I evaluate how two social institutions, family and work, affect disparities in aging. I think about the aging process holistically, by looking at multiple dimensions: cognitive functioning, physical functioning, mental health, and economic well-being. I also continue to examine the financial and family-related consequences of COVID-19 for racial/ethnic minorities including immigrants.
Can you summarize for us something you’ve been working on recently?
Motivated by the persistent racial/ethnic disparities in well-being, rising demographic diversity in the U.S. workforce, and a rapidly changing work landscape, I am researching how the effects of psychosocial work conditions among employees who share the same workplace vary across racial/ethnic groups and by nativity. I also investigate whether these differential effects persist over time to contribute to inequalities in employee well-being, and assesses the implications of these changes in employee well-being for their family relationships. Additionally, I have been analyzing how family ties impact the economic integration of immigrants over time, from the job search process to longer-term occupational mobility.
How is interdisciplinary work necessary for the topics you study?
My non-academic work experience has likely made me more receptive to interdisciplinary work, as industry projects are typically highly cross-functional and require cooperation from coworkers with vastly different roles and priorities. In my academic work, I have learned a great deal collaborating with my colleagues in other fields because I find the diversity of perspectives stimulates conversation and ultimately strengthens the final product. I also recognize the value of interdisciplinarity from my exposure to the work of community-based researchers, who have generated insights and actionable recommendations for the benefit of multiple communities of color and hard-to-reach populations. In independent work, I have relied on research from other areas such as occupational health psychology and management to examine disparities in employee well-being.

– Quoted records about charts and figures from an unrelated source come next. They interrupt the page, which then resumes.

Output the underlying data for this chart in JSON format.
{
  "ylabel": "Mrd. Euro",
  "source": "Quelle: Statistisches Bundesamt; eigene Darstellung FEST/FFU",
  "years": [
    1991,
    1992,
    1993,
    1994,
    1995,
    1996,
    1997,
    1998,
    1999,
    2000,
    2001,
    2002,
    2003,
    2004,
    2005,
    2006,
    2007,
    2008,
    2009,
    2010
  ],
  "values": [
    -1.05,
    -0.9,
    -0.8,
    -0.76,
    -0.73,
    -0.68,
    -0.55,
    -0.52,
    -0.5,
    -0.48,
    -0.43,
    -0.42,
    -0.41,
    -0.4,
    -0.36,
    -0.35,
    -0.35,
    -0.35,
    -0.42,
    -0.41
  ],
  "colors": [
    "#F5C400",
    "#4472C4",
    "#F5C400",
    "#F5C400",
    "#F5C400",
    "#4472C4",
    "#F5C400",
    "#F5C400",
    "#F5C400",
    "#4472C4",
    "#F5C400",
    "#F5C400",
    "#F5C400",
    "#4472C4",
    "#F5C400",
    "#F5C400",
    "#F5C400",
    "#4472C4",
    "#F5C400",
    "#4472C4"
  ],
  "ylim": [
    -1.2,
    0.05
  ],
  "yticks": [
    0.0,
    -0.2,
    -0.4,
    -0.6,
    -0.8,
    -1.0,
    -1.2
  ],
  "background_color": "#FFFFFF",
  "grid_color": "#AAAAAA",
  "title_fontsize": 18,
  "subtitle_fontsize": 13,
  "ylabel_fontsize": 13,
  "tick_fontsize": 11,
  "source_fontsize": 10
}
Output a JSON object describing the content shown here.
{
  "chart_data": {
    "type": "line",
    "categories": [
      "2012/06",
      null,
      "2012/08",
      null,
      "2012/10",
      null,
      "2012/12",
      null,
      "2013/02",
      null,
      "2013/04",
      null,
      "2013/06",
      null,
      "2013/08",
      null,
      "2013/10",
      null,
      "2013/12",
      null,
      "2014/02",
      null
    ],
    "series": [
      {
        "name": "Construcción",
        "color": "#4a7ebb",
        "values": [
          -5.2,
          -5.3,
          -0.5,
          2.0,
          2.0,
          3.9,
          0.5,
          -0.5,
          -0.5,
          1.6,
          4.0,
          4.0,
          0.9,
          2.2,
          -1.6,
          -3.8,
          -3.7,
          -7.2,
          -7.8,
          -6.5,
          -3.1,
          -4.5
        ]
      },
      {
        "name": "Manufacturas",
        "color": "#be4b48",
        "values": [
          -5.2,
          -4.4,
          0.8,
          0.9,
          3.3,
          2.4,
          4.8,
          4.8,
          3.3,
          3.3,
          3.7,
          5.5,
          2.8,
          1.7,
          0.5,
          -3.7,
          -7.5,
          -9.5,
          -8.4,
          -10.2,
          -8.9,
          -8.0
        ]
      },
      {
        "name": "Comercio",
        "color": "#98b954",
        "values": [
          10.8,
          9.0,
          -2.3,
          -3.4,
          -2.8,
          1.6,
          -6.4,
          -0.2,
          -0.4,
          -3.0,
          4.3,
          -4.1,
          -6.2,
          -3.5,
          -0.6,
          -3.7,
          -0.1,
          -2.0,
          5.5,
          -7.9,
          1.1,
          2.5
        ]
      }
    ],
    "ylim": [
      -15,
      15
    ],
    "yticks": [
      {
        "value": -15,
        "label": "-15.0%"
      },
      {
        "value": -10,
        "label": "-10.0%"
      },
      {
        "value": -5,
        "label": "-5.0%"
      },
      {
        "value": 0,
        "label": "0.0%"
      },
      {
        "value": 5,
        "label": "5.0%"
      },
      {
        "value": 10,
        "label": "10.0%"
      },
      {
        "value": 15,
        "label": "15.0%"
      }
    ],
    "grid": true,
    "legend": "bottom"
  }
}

Finally, as it relates to teaching social science courses, it became clear to me that the more one is able to compare and contrast approaches to studying a topic from different disciplinary perspectives, the easier it is for students to understand and apply concepts. IAPHS has also been a valuable resource for me to learn how others approach interdisciplinary work, especially through an intersectional lens.
We’d love to hear more about your personal interests! What’s your favorite non-fiction book?
Musicophilia: Tales of Music and the Brain
During the dissertating period of graduate school, without understanding the magnitude of the challenge before me, I decided to learn how to play the violin. To date, I am still a beginner, but I try to practice when I can. I also spend time drawing and sketching.